16. Amaterasu: A major deity of the Japanese Shinto religion, Amaterasu is the goddess of the sun and the universe and the ruler of the High Celestial Plain. Her name derives from “amateru,” which means “shining in heaven.”
17. Little Brother Snares the Sun: This elaborate Native American legend describes a time when animals were the chiefs. Two children, a brother and sister, worked together to snare the sun, terrifying the animals and preserving the future of all humankind.
18. Liza: The siblings Liza (or Lisa) and Mawu are the offspring of the mother-god Nana Buluku. They are regarded by the Fon people of West Africa as the gods of the sun and the moon. Great powers of life and fertility are attributed to them.
19. Freyr: The ancient Norse god of the sun and fair skies, the benevolent god Freyr bestowed peace, pleasure and prosperity on his people. Sacrifices to Freyr were offered to assure fertility and good harvests.
20. Saule: One of the most powerful deities in Baltic mythology, Saule is the goddess of the sun and one of the most powerful deities. She is carried through the sky on a copper chariot pulled by horses that never tire.
21. The Sun King: Louis XIV, the great Roi Soleil, ruled France from his extravagantly gilded palaces from 1643 until his death in 1715. A great patron of the arts, Louis IV presided over a glittering court while making France the dominant European power of that age.
22. Belenus: The Celtic sun god, Belenus, is one of the oldest and most important Celtic deities. Called “the Shining God,” he rode across the sky in a chariot and was celebrated with festivals of fire.
23. Golden Apples of the Sun: This is the last line of the 1899 poem "The Song of Wandering Aengus" by William Butler Yeats. The preceding line, “Silver apples of the moon,” was the title of a float in the 2007 Rex parade, “The Lunar Realm.”
24. Zhulong: Also known as the “torch dragon,” Zhulong is the giant solar dragon of Chinese mythology.
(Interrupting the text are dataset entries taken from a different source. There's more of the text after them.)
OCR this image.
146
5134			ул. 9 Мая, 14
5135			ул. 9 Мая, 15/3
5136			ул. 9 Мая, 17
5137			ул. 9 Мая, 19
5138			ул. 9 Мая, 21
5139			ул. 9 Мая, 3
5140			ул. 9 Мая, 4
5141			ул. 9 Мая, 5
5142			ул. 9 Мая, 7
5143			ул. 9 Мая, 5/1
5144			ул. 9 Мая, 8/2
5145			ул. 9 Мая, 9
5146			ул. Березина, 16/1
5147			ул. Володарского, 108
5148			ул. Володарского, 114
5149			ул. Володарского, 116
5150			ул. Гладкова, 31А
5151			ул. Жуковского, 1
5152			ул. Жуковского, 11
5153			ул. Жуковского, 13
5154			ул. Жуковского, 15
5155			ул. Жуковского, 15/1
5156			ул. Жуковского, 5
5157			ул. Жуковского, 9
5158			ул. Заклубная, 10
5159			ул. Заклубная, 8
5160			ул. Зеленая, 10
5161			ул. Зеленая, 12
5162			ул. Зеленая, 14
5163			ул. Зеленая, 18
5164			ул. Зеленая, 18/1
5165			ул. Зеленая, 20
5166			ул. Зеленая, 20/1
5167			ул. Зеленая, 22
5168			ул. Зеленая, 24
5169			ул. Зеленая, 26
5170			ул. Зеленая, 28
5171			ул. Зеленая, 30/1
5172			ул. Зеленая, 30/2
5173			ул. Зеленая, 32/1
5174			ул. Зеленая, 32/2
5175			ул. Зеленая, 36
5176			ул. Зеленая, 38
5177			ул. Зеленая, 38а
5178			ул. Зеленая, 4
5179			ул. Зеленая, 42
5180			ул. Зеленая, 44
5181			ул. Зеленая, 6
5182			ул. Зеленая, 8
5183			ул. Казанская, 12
When Zhulong opens his eyes there is daylight; night arrives when they close.
25. Helios: The ancient Greek god of the sun, Helios is often portrayed in his chariot, pulled across the sky by a powerful team of winged horses. His sisters were Selene (the Moon) and Eos (the Dawn).
26. Phaeton and Cygnus: The son of Helios, Phaeton took his father’s sun chariot but lost control and scorched the earth. Zeus killed Phaeton with a thunderbolt, and he fell into a river. Cygnus, Phaeton’s friend, mourned his death and was turned into a swan by Zeus so he could dive and visit Phaeton.
27. Maui: This powerful Hawaiian god’s mother complained that the days were too short, and her bark cloth would not dry. Maui made a rope from his sister’s hair and roped the sun and held it until the sun agreed to make each day longer.
28. The Royal Barge: Reminiscent of a grand Viking ship, and complete with Royal Gryphon, the Royal Barge is one of Rex’s iconic permanent floats. This float is the last remnant of the Royal Navy, once a feature of each Rex Parade.
His Majesty’s Royal Calliope: The Calliope provides a lively and traditional musical counterpoint and conclusion to the brilliant array of bands in the Rex Procession.